Voice, Chat & Messaging
One continuity layer across the chat web app, real-time voice, Wing Mode, Listen-Only Mode, Telegram text, and Telegram voice.
One System, Different Surfaces
Viventium should not feel like a different assistant every time you switch surfaces.
The same cognitive system is meant to show up across:
- the chat web app for longer visible reasoning
- real-time voice calls for spoken conversation
- Wing Mode inside a live voice call when you want a quieter companion
- Listen-Only Mode when you want transcription without replies
- Telegram for mobile text, voice notes, voice replies, reminders, and worker callbacks
- scheduled delivery when a result should come to you later
Chat Web App
The chat web app is Viventium's main desktop surface.
Use it when you need:
- longer reasoning
- visible structure
- connected accounts
- uploaded files and tool calls
- project review
- drafts, plans, and artifacts you want to inspect closely
- background-agent follow-through after the first answer
Chat is where the full shape of the system is easiest to see: memory, tools, agents, connected workspaces, scheduling, and worker handoffs all meet in one visible conversation.
Voice Gateway
Voice matters because a lot of important thinking happens faster out loud than through typing.
Viventium's voice surface is built around the Voice Gateway so spoken turns can use the standard Viventium agent pipeline. The goal is not a separate "voice bot." The goal is the same assistant, same continuity, and same follow-through in a real-time spoken surface.
What users should notice:
- Natural interruption - you can interrupt mid-sentence like a real conversation
- Shared continuity - voice can use the same memory, background agents, and context story as chat
- Provider choice - local and hosted speech routes are explicit choices
- Speech-safe output - the voice layer strips or cleans raw URLs, markdown links, citations, code fences, tables, unknown tags, and punctuation fragments before they become spoken audio
- Provider-aware expression - expressive markers are kept only for providers that support them
Voice can run fully local when both speech-to-text and text-to-speech use local routes such as Whisper.cpp and Chatterbox.
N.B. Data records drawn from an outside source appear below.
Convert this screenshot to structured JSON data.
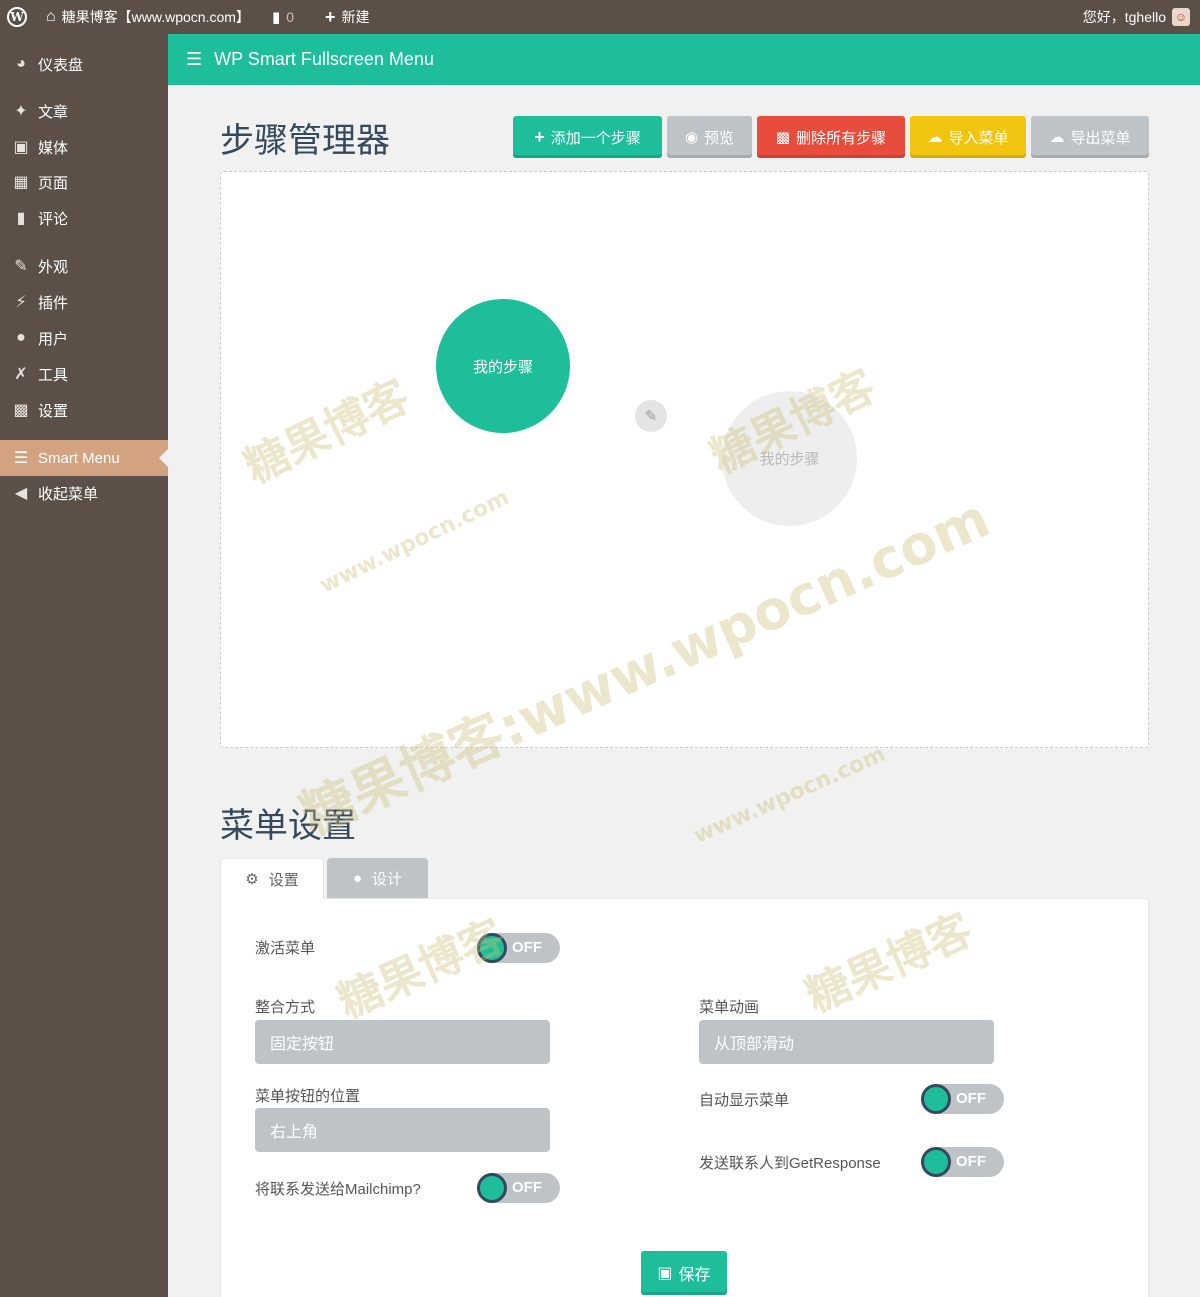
{
  "admin_bar": {
    "site_title": "糖果博客【www.wpocn.com】",
    "comments_count": "0",
    "new_label": "新建",
    "greeting": "您好，tghello"
  },
  "sidebar": {
    "items": [
      {
        "label": "仪表盘",
        "icon": "dashboard-icon"
      },
      {
        "label": "文章",
        "icon": "pin-icon"
      },
      {
        "label": "媒体",
        "icon": "media-icon"
      },
      {
        "label": "页面",
        "icon": "page-icon"
      },
      {
        "label": "评论",
        "icon": "comment-icon"
      },
      {
        "label": "外观",
        "icon": "brush-icon"
      },
      {
        "label": "插件",
        "icon": "plugin-icon"
      },
      {
        "label": "用户",
        "icon": "user-icon"
      },
      {
        "label": "工具",
        "icon": "wrench-icon"
      },
      {
        "label": "设置",
        "icon": "settings-icon"
      },
      {
        "label": "Smart Menu",
        "icon": "menu-icon",
        "active": true
      },
      {
        "label": "收起菜单",
        "icon": "collapse-icon"
      }
    ]
  },
  "plugin_header": {
    "title": "WP Smart Fullscreen Menu"
  },
  "step_manager": {
    "title": "步骤管理器",
    "buttons": {
      "add": "添加一个步骤",
      "preview": "预览",
      "delete_all": "删除所有步骤",
      "import": "导入菜单",
      "export": "导出菜单"
    },
    "nodes": [
      {
        "label": "我的步骤",
        "state": "active"
      },
      {
        "label": "我的步骤",
        "state": "inactive"
      }
    ]
  },
  "menu_settings": {
    "title": "菜单设置",
    "tabs": {
      "settings": "设置",
      "design": "设计"
    },
    "activate_label": "激活菜单",
    "activate_value": "OFF",
    "integration_label": "整合方式",
    "integration_value": "固定按钮",
    "animation_label": "菜单动画",
    "animation_value": "从顶部滑动",
    "position_label": "菜单按钮的位置",
    "position_value": "右上角",
    "auto_show_label": "自动显示菜单",
    "auto_show_value": "OFF",
    "mailchimp_label": "将联系发送给Mailchimp?",
    "mailchimp_value": "OFF",
    "getresponse_label": "发送联系人到GetResponse",
    "getresponse_value": "OFF",
    "save_label": "保存"
  },
  "watermarks": {
    "brand": "糖果博客",
    "url": "www.wpocn.com",
    "combined": "糖果博客:www.wpocn.com"
  },
  "colors": {
    "accent": "#1dbe99",
    "sidebar": "#5b4f48",
    "active_menu": "#d3a280",
    "danger": "#e74c3c",
    "warning": "#f1c40f",
    "neutral": "#bdc3c7",
    "heading": "#34495e"
  }
}
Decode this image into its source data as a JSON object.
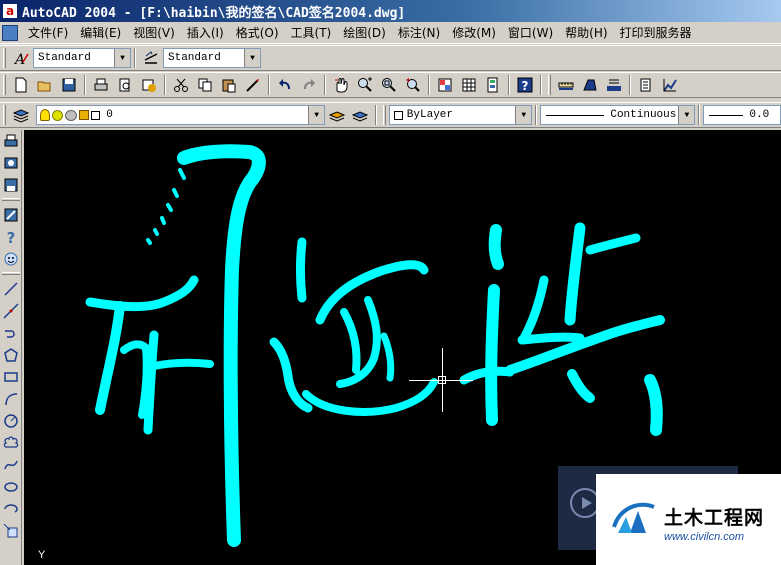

Hosted providers such as Cartesia, xAI, ElevenLabs, OpenAI, or AssemblyAI are explicit provider choices; when selected, the relevant audio or text goes to that provider.
For builders: the current implementation uses a real-time media layer under the Voice Gateway, while the chat web app is built on Viventium's web-chat fork. Those implementation names are useful when debugging or contributing, but the user-facing promise is the Viventium voice and chat experience.
Wing Mode
Wing Mode is a live-call companion mode.
It is for situations where you want Viventium present in the voice call, but not constantly talking. The assistant defaults to silence unless it is clearly addressed, genuinely useful, or there is an urgent reason to speak.
In user terms: Wing Mode is the difference between "answer every sound" and "be a thoughtful partner in the room."
It is not a generic always-on background microphone. It is a call-session state for the voice surface, and it is mutually exclusive with Listen-Only Mode.
Listen-Only Mode
Listen-Only Mode is for transcription and capture without assistant participation.
When it is active, Viventium transcribes and saves the ambient voice record but does not:
- reply in the moment
- call tools
- activate background agents
- write immediate memory
- inject the transcript into normal recall or prompt history as a normal chat turn
That is useful for meetings, brainstorming, or context gathering where you want a record first and assistance later.
Expressive Speech
Different voice providers support different kinds of expression.
- Cartesia Sonic-3 can preserve supported emotion controls and the documented
[laughter]marker, so expressive speech can come through when the selected voice route supports it. - xAI voice uses its own speech-style controls, such as pauses or vocal delivery cues, and should not be mixed with Cartesia emotion tags.
- Local Chatterbox keeps voice local, but does not use Cartesia-style emotion tags.
- Fallback providers strip unsupported markup so users hear clean speech instead of raw control text.
The important user benefit is simple: Viventium tries to make spoken output sound intentional without letting provider-specific markup leak into the conversation.
Telegram
Telegram is the mobile continuity surface.
It is for:
- quick text check-ins
- voice notes from your phone
- voice replies back to you
- scheduled briefings and reminders
- follow-up while away from your desk
- GlassHive worker callbacks and approval moments
- background-agent follow-through on mobile
Telegram should not feel like a separate lightweight bot. It should feel like the same Viventium meeting you on the surface you already have open.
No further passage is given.